Cheapside Market is great for photos of people (although ask permission first). There are also herbs, teas and strange local drinks to try, as well as souvenirs and gifts.
Visit the Bridgetown synagogue
If your trip to Bridgetown is mid-week, visit the Nidhe Israel Synagogue and Museum, open weekdays.
There’s currently a guide working from 10am to 3pm who is happy to show visitors around. The synagogue was built in 1654 and is the earliest temple of its kind in the western hemisphere. It houses a recently discovered mikvah (a ritual bath house) which has been fully restored.
The HARP gun: The Sam Lord’s Castle bus (12A) stops outside the hotel and will drop you just after a red rum shop at Gemswick. Then on foot, take a right turn, follow the road round to the left and take first right. Carry on until you reach an old rum shop. Turn right on track until you reach a house ahead and walk down slope. Turn right – the gun is on cliff top a short walk away. By car: Keep the airport on your right then turn right at a red rum shop. Then follow directions above.
Cheapside Market: From outside Coconut Court take any blue bus to Princess Alice station, Bridgetown, and follow Wharf Road with the catamarans and fishing boats on your left until you reach the new immigration office. Cheapside market is one block north.
The Nidhe Israel Synagogue and Museum: Bus to Princess Alice again and walk down Broad Street, before heading north (right) after the Republican Bank for about 200 metres.
"Coconut Court is my extended family"
Shontelle King may not be the first person guests see at Coconut Court, but all the staff know her – one of her jobs is to pay the wages.
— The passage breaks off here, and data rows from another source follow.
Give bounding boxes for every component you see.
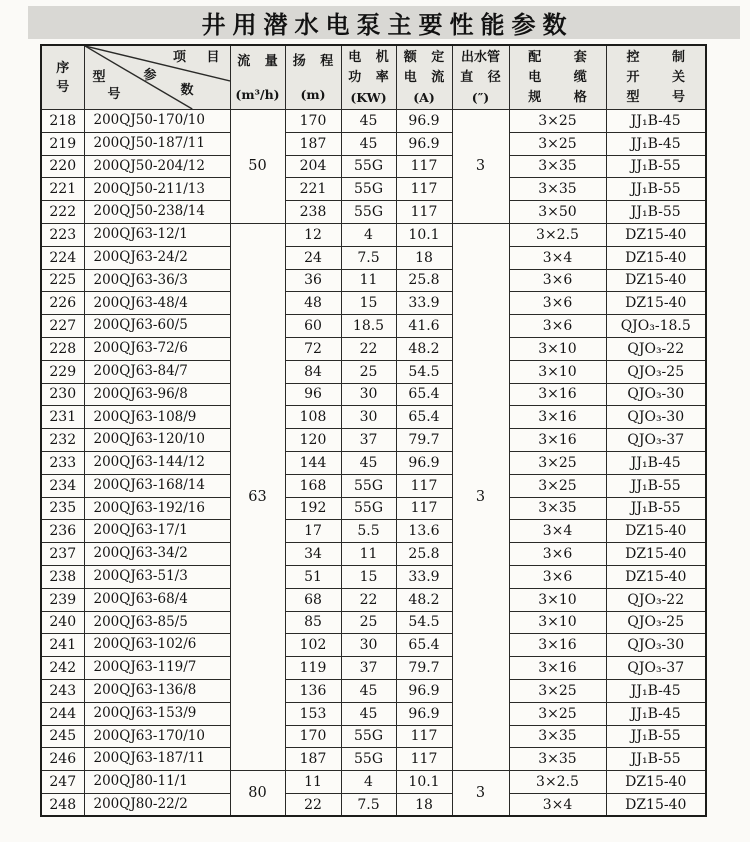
cable-spec-cell: 3×16 [509, 383, 606, 406]
serial-header-line2: 号 [56, 79, 70, 95]
model-cell: 200QJ63-60/5 [84, 315, 230, 338]
table-row [41, 155, 706, 178]
head-cell: 84 [285, 360, 341, 383]
motor-power-cell: 11 [341, 543, 396, 566]
diagonal-label-param-2: 数 [180, 83, 194, 98]
head-cell: 85 [285, 611, 341, 634]
serial-number-cell: 222 [41, 201, 84, 224]
col-header-outlet-diameter [452, 45, 509, 110]
table-row [41, 634, 706, 657]
diagonal-label-param-1: 参 [143, 68, 157, 83]
model-cell: 200QJ63-24/2 [84, 246, 230, 269]
outlet-diameter-cell: 3 [452, 110, 509, 224]
serial-number-cell: 228 [41, 337, 84, 360]
switch-model-cell: QJO₃-22 [606, 337, 706, 360]
head-cell: 60 [285, 315, 341, 338]
power-header-line1: 电 机 [348, 50, 389, 65]
flow-rate-cell: 80 [230, 771, 285, 817]
rated-current-cell: 54.5 [396, 611, 452, 634]
head-cell: 144 [285, 451, 341, 474]
switch-model-cell: DZ15-40 [606, 771, 706, 794]
motor-power-cell: 30 [341, 406, 396, 429]
rated-current-cell: 96.9 [396, 132, 452, 155]
flow-header-label: 流 量 [237, 54, 278, 69]
rated-current-cell: 33.9 [396, 565, 452, 588]
model-cell: 200QJ50-204/12 [84, 155, 230, 178]
diagonal-label-model-2: 号 [107, 87, 121, 102]
head-cell: 187 [285, 748, 341, 771]
motor-power-cell: 37 [341, 657, 396, 680]
model-cell: 200QJ50-170/10 [84, 110, 230, 133]
rated-current-cell: 10.1 [396, 771, 452, 794]
motor-power-cell: 30 [341, 383, 396, 406]
cable-spec-cell: 3×16 [509, 657, 606, 680]
table-row [41, 223, 706, 246]
rated-current-cell: 117 [396, 178, 452, 201]
col-header-model-diagonal [84, 45, 230, 110]
diagonal-label-model-1: 型 [92, 70, 106, 85]
motor-power-cell: 55G [341, 155, 396, 178]
cable-spec-cell: 3×4 [509, 246, 606, 269]
motor-power-cell: 45 [341, 679, 396, 702]
model-cell: 200QJ63-170/10 [84, 725, 230, 748]
serial-number-cell: 234 [41, 474, 84, 497]
table-row [41, 383, 706, 406]
rated-current-cell: 96.9 [396, 110, 452, 133]
current-header-unit: (A) [413, 89, 435, 105]
switch-model-cell: QJO₃-22 [606, 588, 706, 611]
outlet-header-line1: 出水管 [460, 50, 500, 65]
serial-number-cell: 248 [41, 793, 84, 816]
serial-number-cell: 236 [41, 520, 84, 543]
motor-power-cell: 7.5 [341, 246, 396, 269]
head-cell: 68 [285, 588, 341, 611]
switch-model-cell: DZ15-40 [606, 565, 706, 588]
motor-power-cell: 25 [341, 360, 396, 383]
motor-power-cell: 22 [341, 337, 396, 360]
cable-header-line1: 配 套 [528, 50, 587, 65]
serial-number-cell: 245 [41, 725, 84, 748]
head-cell: 192 [285, 497, 341, 520]
rated-current-cell: 65.4 [396, 634, 452, 657]
model-cell: 200QJ63-144/12 [84, 451, 230, 474]
rated-current-cell: 48.2 [396, 588, 452, 611]
col-header-motor-power [341, 45, 396, 110]
head-header-label: 扬 程 [292, 54, 334, 69]
cable-header-line2: 电 缆 [528, 70, 587, 85]
table-row [41, 702, 706, 725]
outlet-header-unit: (″) [471, 89, 490, 105]
current-header-line2: 电 流 [403, 70, 445, 86]
table-row [41, 178, 706, 201]
rated-current-cell: 25.8 [396, 543, 452, 566]
rated-current-cell: 25.8 [396, 269, 452, 292]
model-cell: 200QJ63-72/6 [84, 337, 230, 360]
switch-model-cell: JJ₁B-55 [606, 748, 706, 771]
table-row [41, 429, 706, 452]
col-header-control-switch [606, 45, 706, 110]
head-cell: 108 [285, 406, 341, 429]
model-cell: 200QJ63-108/9 [84, 406, 230, 429]
col-header-head [285, 45, 341, 110]
motor-power-cell: 45 [341, 110, 396, 133]
head-cell: 187 [285, 132, 341, 155]
table-row [41, 679, 706, 702]
switch-model-cell: QJO₃-18.5 [606, 315, 706, 338]
cable-header-line3: 规 格 [528, 90, 587, 105]
power-header-line2: 功 率 [348, 70, 389, 86]
head-cell: 34 [285, 543, 341, 566]
model-cell: 200QJ63-36/3 [84, 269, 230, 292]
switch-model-cell: QJO₃-25 [606, 360, 706, 383]
serial-header-line1: 序 [56, 60, 70, 76]
serial-number-cell: 221 [41, 178, 84, 201]
motor-power-cell: 15 [341, 292, 396, 315]
cable-spec-cell: 3×10 [509, 611, 606, 634]
switch-model-cell: QJO₃-30 [606, 406, 706, 429]
rated-current-cell: 117 [396, 155, 452, 178]
rated-current-cell: 65.4 [396, 406, 452, 429]
table-row [41, 725, 706, 748]
table-row [41, 246, 706, 269]
serial-number-cell: 229 [41, 360, 84, 383]
serial-number-cell: 232 [41, 429, 84, 452]
model-cell: 200QJ63-17/1 [84, 520, 230, 543]
rated-current-cell: 18 [396, 793, 452, 816]
rated-current-cell: 33.9 [396, 292, 452, 315]
table-row [41, 292, 706, 315]
table-row [41, 315, 706, 338]
serial-number-cell: 242 [41, 657, 84, 680]
head-header-unit: (m) [300, 86, 326, 102]
header-row [41, 45, 706, 110]
head-cell: 120 [285, 429, 341, 452]
rated-current-cell: 10.1 [396, 223, 452, 246]
switch-header-line3: 型 号 [626, 90, 686, 105]
serial-number-cell: 219 [41, 132, 84, 155]
switch-model-cell: JJ₁B-45 [606, 132, 706, 155]
switch-model-cell: JJ₁B-55 [606, 155, 706, 178]
serial-number-cell: 244 [41, 702, 84, 725]
table-row [41, 474, 706, 497]
rated-current-cell: 117 [396, 474, 452, 497]
head-cell: 96 [285, 383, 341, 406]
table-row [41, 657, 706, 680]
motor-power-cell: 55G [341, 497, 396, 520]
table-row [41, 110, 706, 133]
head-cell: 48 [285, 292, 341, 315]
motor-power-cell: 45 [341, 132, 396, 155]
table-row [41, 337, 706, 360]
cable-spec-cell: 3×35 [509, 748, 606, 771]
cable-spec-cell: 3×25 [509, 110, 606, 133]
rated-current-cell: 79.7 [396, 429, 452, 452]
outlet-diameter-cell: 3 [452, 771, 509, 817]
serial-number-cell: 220 [41, 155, 84, 178]
switch-model-cell: JJ₁B-55 [606, 178, 706, 201]
cable-spec-cell: 3×6 [509, 292, 606, 315]
head-cell: 51 [285, 565, 341, 588]
table-row [41, 565, 706, 588]
head-cell: 11 [285, 771, 341, 794]
switch-model-cell: JJ₁B-55 [606, 474, 706, 497]
col-header-flow [230, 45, 285, 110]
switch-model-cell: QJO₃-25 [606, 611, 706, 634]
cable-spec-cell: 3×50 [509, 201, 606, 224]
motor-power-cell: 55G [341, 178, 396, 201]
motor-power-cell: 11 [341, 269, 396, 292]
cable-spec-cell: 3×25 [509, 679, 606, 702]
motor-power-cell: 25 [341, 611, 396, 634]
table-row [41, 406, 706, 429]
head-cell: 22 [285, 793, 341, 816]
cable-spec-cell: 3×25 [509, 132, 606, 155]
table-row [41, 611, 706, 634]
table-row [41, 543, 706, 566]
cable-spec-cell: 3×35 [509, 497, 606, 520]
model-cell: 200QJ63-168/14 [84, 474, 230, 497]
rated-current-cell: 117 [396, 748, 452, 771]
table-row [41, 748, 706, 771]
serial-number-cell: 231 [41, 406, 84, 429]
rated-current-cell: 48.2 [396, 337, 452, 360]
col-header-cable-spec [509, 45, 606, 110]
power-header-unit: (KW) [350, 89, 387, 105]
model-cell: 200QJ63-136/8 [84, 679, 230, 702]
switch-model-cell: JJ₁B-55 [606, 725, 706, 748]
serial-number-cell: 238 [41, 565, 84, 588]
cable-spec-cell: 3×16 [509, 634, 606, 657]
model-cell: 200QJ80-11/1 [84, 771, 230, 794]
table-row [41, 132, 706, 155]
cable-spec-cell: 3×6 [509, 315, 606, 338]
model-cell: 200QJ63-192/16 [84, 497, 230, 520]
serial-number-cell: 235 [41, 497, 84, 520]
rated-current-cell: 79.7 [396, 657, 452, 680]
model-cell: 200QJ63-84/7 [84, 360, 230, 383]
cable-spec-cell: 3×4 [509, 793, 606, 816]
switch-model-cell: JJ₁B-45 [606, 110, 706, 133]
switch-model-cell: QJO₃-37 [606, 657, 706, 680]
switch-model-cell: DZ15-40 [606, 292, 706, 315]
cable-spec-cell: 3×4 [509, 520, 606, 543]
switch-header-line1: 控 制 [626, 50, 686, 65]
model-cell: 200QJ50-211/13 [84, 178, 230, 201]
rated-current-cell: 18 [396, 246, 452, 269]
head-cell: 36 [285, 269, 341, 292]
serial-header [42, 46, 84, 109]
serial-number-cell: 237 [41, 543, 84, 566]
switch-model-cell: QJO₃-30 [606, 634, 706, 657]
cable-spec-cell: 3×35 [509, 178, 606, 201]
serial-number-cell: 218 [41, 110, 84, 133]
head-cell: 17 [285, 520, 341, 543]
col-header-rated-current [396, 45, 452, 110]
table-row [41, 588, 706, 611]
model-cell: 200QJ50-238/14 [84, 201, 230, 224]
page-title: 井用潜水电泵主要性能参数 [28, 6, 740, 39]
col-header-serial [41, 45, 84, 110]
head-cell: 102 [285, 634, 341, 657]
serial-number-cell: 243 [41, 679, 84, 702]
cable-spec-cell: 3×6 [509, 269, 606, 292]
model-cell: 200QJ63-85/5 [84, 611, 230, 634]
rated-current-cell: 65.4 [396, 383, 452, 406]
switch-model-cell: QJO₃-30 [606, 383, 706, 406]
current-header-line1: 额 定 [403, 50, 445, 65]
motor-power-cell: 4 [341, 223, 396, 246]
cable-spec-cell: 3×35 [509, 725, 606, 748]
table-row [41, 451, 706, 474]
head-cell: 204 [285, 155, 341, 178]
rated-current-cell: 117 [396, 201, 452, 224]
switch-model-cell: JJ₁B-45 [606, 679, 706, 702]
motor-power-cell: 18.5 [341, 315, 396, 338]
rated-current-cell: 96.9 [396, 451, 452, 474]
switch-model-cell: QJO₃-37 [606, 429, 706, 452]
switch-model-cell: DZ15-40 [606, 520, 706, 543]
switch-header-line2: 开 关 [626, 70, 686, 85]
model-cell: 200QJ63-102/6 [84, 634, 230, 657]
rated-current-cell: 117 [396, 725, 452, 748]
cable-spec-cell: 3×25 [509, 474, 606, 497]
table-row [41, 201, 706, 224]
head-cell: 170 [285, 110, 341, 133]
serial-number-cell: 240 [41, 611, 84, 634]
head-cell: 221 [285, 178, 341, 201]
model-cell: 200QJ63-34/2 [84, 543, 230, 566]
switch-model-cell: JJ₁B-45 [606, 702, 706, 725]
rated-current-cell: 54.5 [396, 360, 452, 383]
flow-header-unit: (m³/h) [235, 86, 280, 102]
switch-model-cell: DZ15-40 [606, 246, 706, 269]
switch-model-cell: DZ15-40 [606, 543, 706, 566]
switch-model-cell: DZ15-40 [606, 793, 706, 816]
model-cell: 200QJ63-96/8 [84, 383, 230, 406]
model-cell: 200QJ63-153/9 [84, 702, 230, 725]
motor-power-cell: 37 [341, 429, 396, 452]
head-cell: 119 [285, 657, 341, 680]
model-cell: 200QJ63-120/10 [84, 429, 230, 452]
head-cell: 12 [285, 223, 341, 246]
cable-spec-cell: 3×6 [509, 565, 606, 588]
table-row [41, 793, 706, 816]
motor-power-cell: 55G [341, 474, 396, 497]
rated-current-cell: 96.9 [396, 679, 452, 702]
head-cell: 24 [285, 246, 341, 269]
motor-power-cell: 55G [341, 748, 396, 771]
rated-current-cell: 117 [396, 497, 452, 520]
motor-power-cell: 55G [341, 725, 396, 748]
outlet-diameter-cell: 3 [452, 223, 509, 770]
model-cell: 200QJ63-68/4 [84, 588, 230, 611]
cable-spec-cell: 3×10 [509, 337, 606, 360]
motor-power-cell: 5.5 [341, 520, 396, 543]
head-cell: 168 [285, 474, 341, 497]
table-row [41, 360, 706, 383]
model-cell: 200QJ50-187/11 [84, 132, 230, 155]
motor-power-cell: 45 [341, 451, 396, 474]
model-cell: 200QJ63-187/11 [84, 748, 230, 771]
model-cell: 200QJ63-48/4 [84, 292, 230, 315]
serial-number-cell: 246 [41, 748, 84, 771]
switch-model-cell: JJ₁B-55 [606, 497, 706, 520]
rated-current-cell: 96.9 [396, 702, 452, 725]
head-cell: 136 [285, 679, 341, 702]
cable-spec-cell: 3×35 [509, 155, 606, 178]
serial-number-cell: 223 [41, 223, 84, 246]
cable-spec-cell: 3×6 [509, 543, 606, 566]
cable-spec-cell: 3×16 [509, 406, 606, 429]
cable-spec-cell: 3×10 [509, 588, 606, 611]
outlet-header-line2: 直 径 [460, 70, 501, 86]
head-cell: 153 [285, 702, 341, 725]
table-body [41, 110, 706, 817]
table-row [41, 520, 706, 543]
cable-spec-cell: 3×10 [509, 360, 606, 383]
serial-number-cell: 230 [41, 383, 84, 406]
cable-spec-cell: 3×2.5 [509, 223, 606, 246]
cable-spec-cell: 3×25 [509, 451, 606, 474]
serial-number-cell: 233 [41, 451, 84, 474]
serial-number-cell: 241 [41, 634, 84, 657]
motor-power-cell: 22 [341, 588, 396, 611]
rated-current-cell: 41.6 [396, 315, 452, 338]
switch-model-cell: JJ₁B-45 [606, 451, 706, 474]
cable-spec-cell: 3×2.5 [509, 771, 606, 794]
motor-power-cell: 30 [341, 634, 396, 657]
rated-current-cell: 13.6 [396, 520, 452, 543]
head-cell: 170 [285, 725, 341, 748]
switch-model-cell: JJ₁B-55 [606, 201, 706, 224]
serial-number-cell: 224 [41, 246, 84, 269]
motor-power-cell: 4 [341, 771, 396, 794]
model-cell: 200QJ63-51/3 [84, 565, 230, 588]
table-row [41, 771, 706, 794]
motor-power-cell: 15 [341, 565, 396, 588]
flow-rate-cell: 50 [230, 110, 285, 224]
table-row [41, 497, 706, 520]
serial-number-cell: 226 [41, 292, 84, 315]
serial-number-cell: 225 [41, 269, 84, 292]
switch-model-cell: DZ15-40 [606, 269, 706, 292]
flow-rate-cell: 63 [230, 223, 285, 770]
diagonal-label-item: 项 目 [172, 50, 220, 65]
switch-model-cell: DZ15-40 [606, 223, 706, 246]
motor-power-cell: 45 [341, 702, 396, 725]
motor-power-cell: 55G [341, 201, 396, 224]
serial-number-cell: 247 [41, 771, 84, 794]
serial-number-cell: 239 [41, 588, 84, 611]
model-cell: 200QJ63-12/1 [84, 223, 230, 246]
serial-number-cell: 227 [41, 315, 84, 338]
model-cell: 200QJ63-119/7 [84, 657, 230, 680]
model-cell: 200QJ80-22/2 [84, 793, 230, 816]
head-cell: 72 [285, 337, 341, 360]
head-cell: 238 [285, 201, 341, 224]
cable-spec-cell: 3×16 [509, 429, 606, 452]
table-row [41, 269, 706, 292]
cable-spec-cell: 3×25 [509, 702, 606, 725]
motor-power-cell: 7.5 [341, 793, 396, 816]
pump-parameters-table [40, 44, 707, 817]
The 38-year-old started in the gift shop in 2006 but within two years she’d moved into the accounts office.
“The transition wasn’t that difficult as I’d had some experience with accounting before,” she said.
While most of the training was on the job, she also attended night school to get her accounting certificate.
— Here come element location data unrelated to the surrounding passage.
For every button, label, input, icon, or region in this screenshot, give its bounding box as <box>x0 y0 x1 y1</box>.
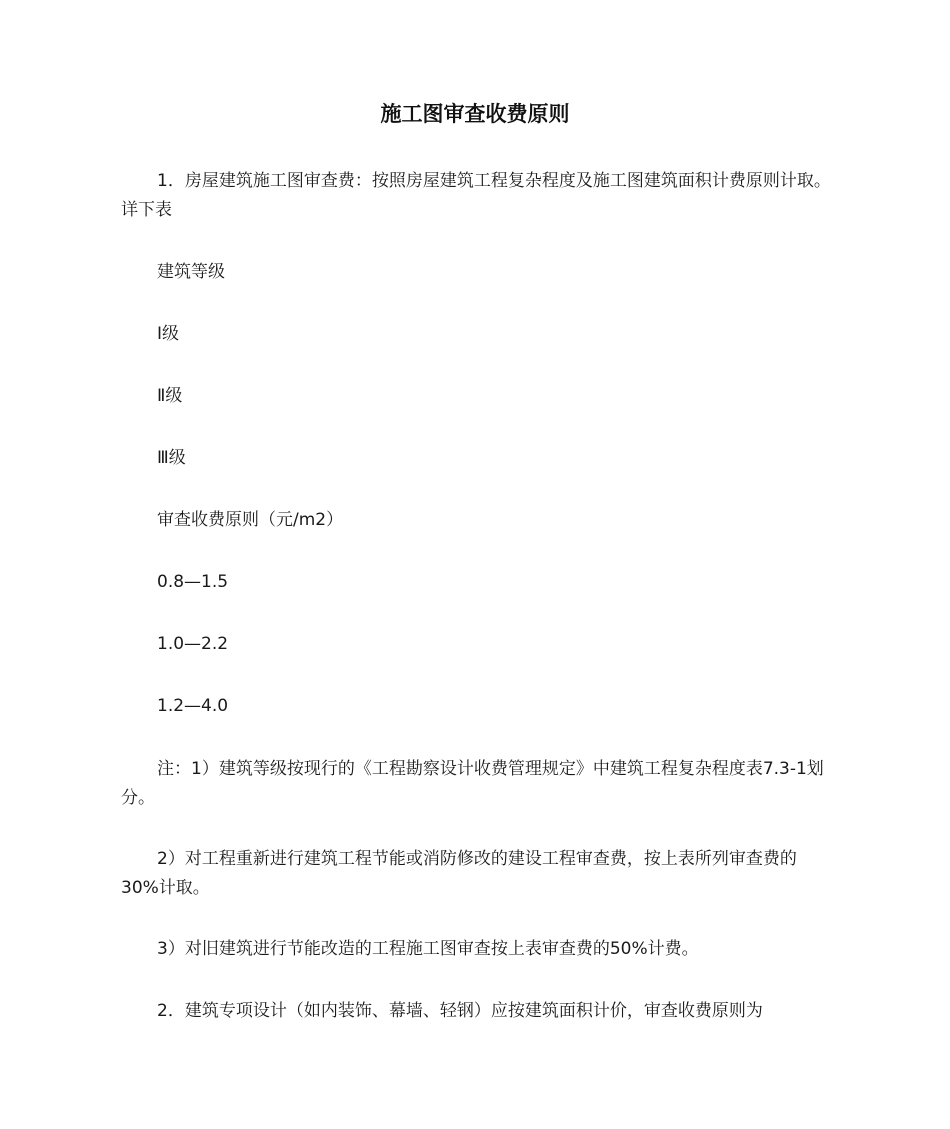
document-title: 施工图审查收费原则 <box>380 102 570 126</box>
paragraph-2: 2．建筑专项设计（如内装饰、幕墙、轻钢）应按建筑面积计价，审查收费原则为 <box>157 1001 763 1021</box>
fee-1: 0.8—1.5 <box>157 572 229 592</box>
table-header-grade: 建筑等级 <box>157 262 225 282</box>
note-3: 3）对旧建筑进行节能改造的工程施工图审查按上表审查费的50%计费。 <box>157 939 699 959</box>
fee-3: 1.2—4.0 <box>157 696 229 716</box>
note-1: 注：1）建筑等级按现行的《工程勘察设计收费管理规定》中建筑工程复杂程度表7.3-1划分。 <box>121 759 824 808</box>
paragraph-1: 1．房屋建筑施工图审查费：按照房屋建筑工程复杂程度及施工图建筑面积计费原则计取。详下表 <box>121 171 831 220</box>
note-2: 2）对工程重新进行建筑工程节能或消防修改的建设工程审查费，按上表所列审查费的30%计取。 <box>121 849 797 898</box>
table-header-fee: 审查收费原则（元/m2） <box>157 510 344 530</box>
grade-1: Ⅰ级 <box>157 324 180 344</box>
grade-3: Ⅲ级 <box>157 448 186 468</box>
grade-2: Ⅱ级 <box>157 386 183 406</box>
fee-2: 1.0—2.2 <box>157 634 229 654</box>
She discovered that being an accounts clerk involved far more than paying invoices and putting through payments.
Keen to learn new things
While guests may only see her fleetingly, she deals with Coconut Court’s suppliers. So in her hands lies the reputation of the hotel as a good and prompt payer of its bills.
“I try my best to make sure everything runs smoothly,” said Shontelle.
She’s keen to see the island from a guest’s point of view and is visiting the island’s attractions.
“I’ve been on the Atlantis submarine tour and I’m heading over to Bathsheba for breakfast one day soon. Harrison’s Cave is also on my list." She also want to learn new things.
Life has a way of changing plans…
She once harboured an ambition to teach. “I like keeping busy so I did an early childhood classroom management course. It was something to do in the evenings.
"That helped me understand my nieces and nephews. My first career choice was teaching, but life has a way of changing your plans.
“All the staff know me and I know all their names as I’m the person in charge of pay roll. I love the people at the hotel… this is my extended family.”